Gateway to the Classics: The Story of Rolf and the Viking's Bow by Allen French
The Story of Rolf and the Viking's Bow by  Allen French

How Rolf Won His Freedom

N OW when that meal was ended, Kiartan rose up and said that he must go; he thanked Ar, and Grani walked with him to the door. But as they passed by the bench whereon Rolf and Frodi were sitting, Grani beckoned them to rise up, and he said to Kiartan: "Look on my thralls, now that thou canst see them closer, and tell me what thou thinkest of them."

Kiartan scarcely looked at them. "They seem a good pair," he answered. "It is fitting for thy dignity to have thralls." Then he went away.

Frodi asked of Rolf: "Did he know us?"

"He knew us well," answered Rolf.

"What wilt thou do?" asked Frodi.

"I see naught to do," said Rolf. "For what he did against my father was done in Iceland, so that I could not bring a suit at law here. Moreover, no thrall can bring a suit in any land."

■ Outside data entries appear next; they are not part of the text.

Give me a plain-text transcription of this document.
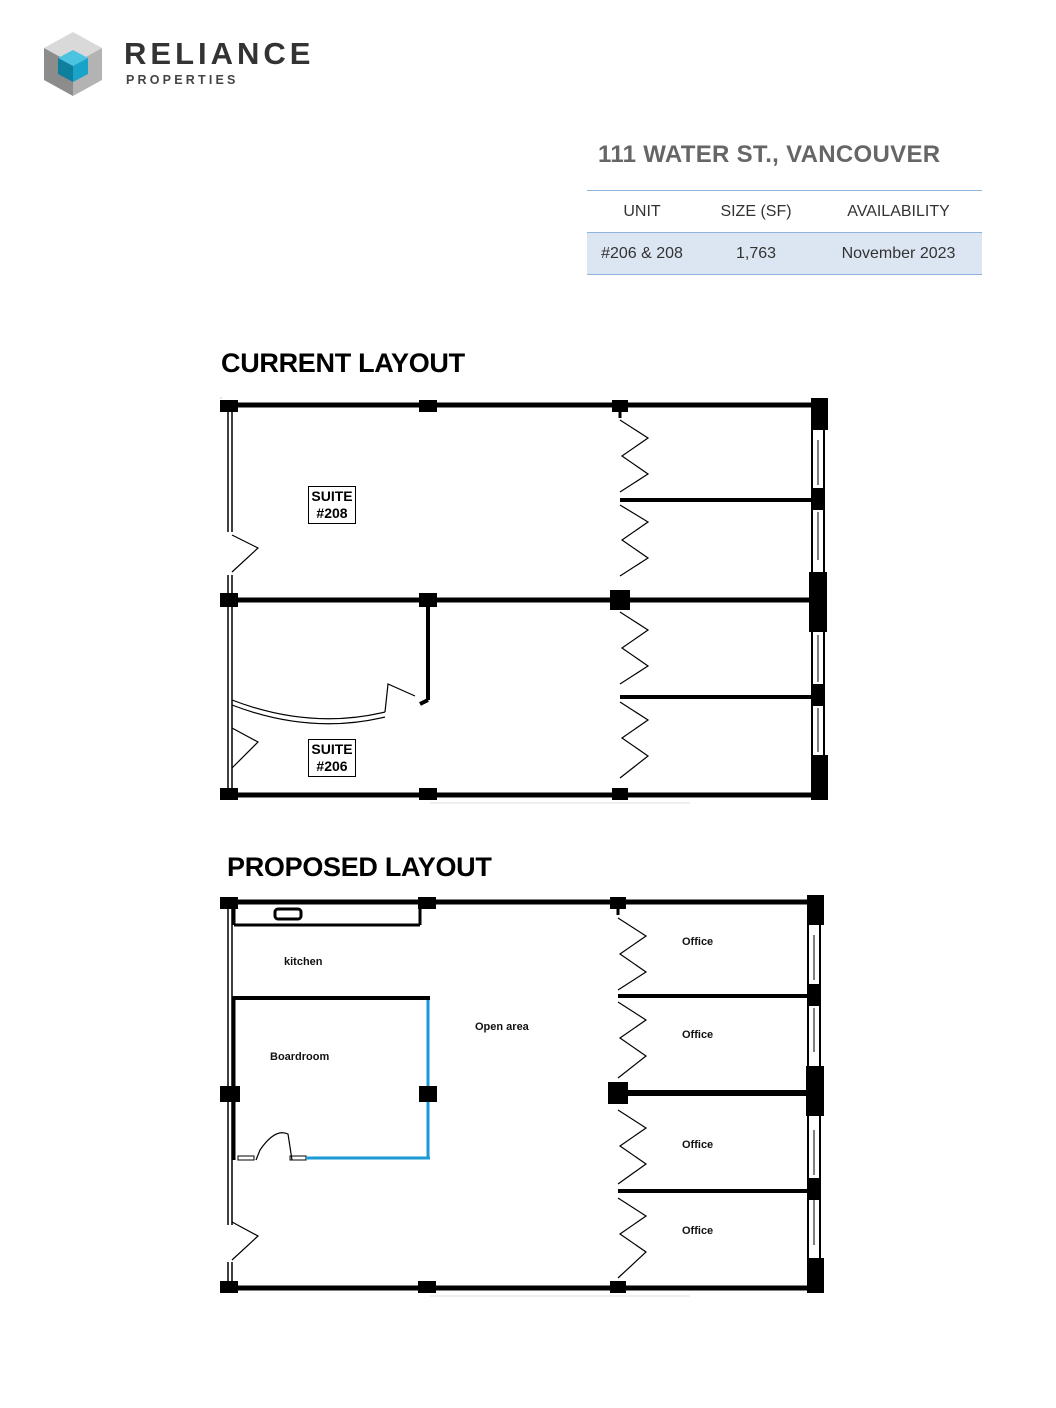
RELIANCE
PROPERTIES
111 WATER ST., VANCOUVER
UNIT	SIZE (SF)	AVAILABILITY
#206 & 208	1,763	November 2023
CURRENT LAYOUT
PROPOSED LAYOUT
SUITE
#208
SUITE
#206
kitchen
Boardroom
Open area
Office
Office
Office
Office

"Wilt thou claim kinship with him?" Frodi asked.

"Wilt thou?" responded Rolf. No more words were said, but it was seen in their eyes that for their pride's sake they would make no claim on Kiartan.

Kiartan found that nothing was said in the matter; so he stayed there in the place, and won the friendship of Ar by gifts, and traded with success. He ate often at the hall, and slept there whenever he would; but no word passed between him and those kinsmen, nor did they ever look at him.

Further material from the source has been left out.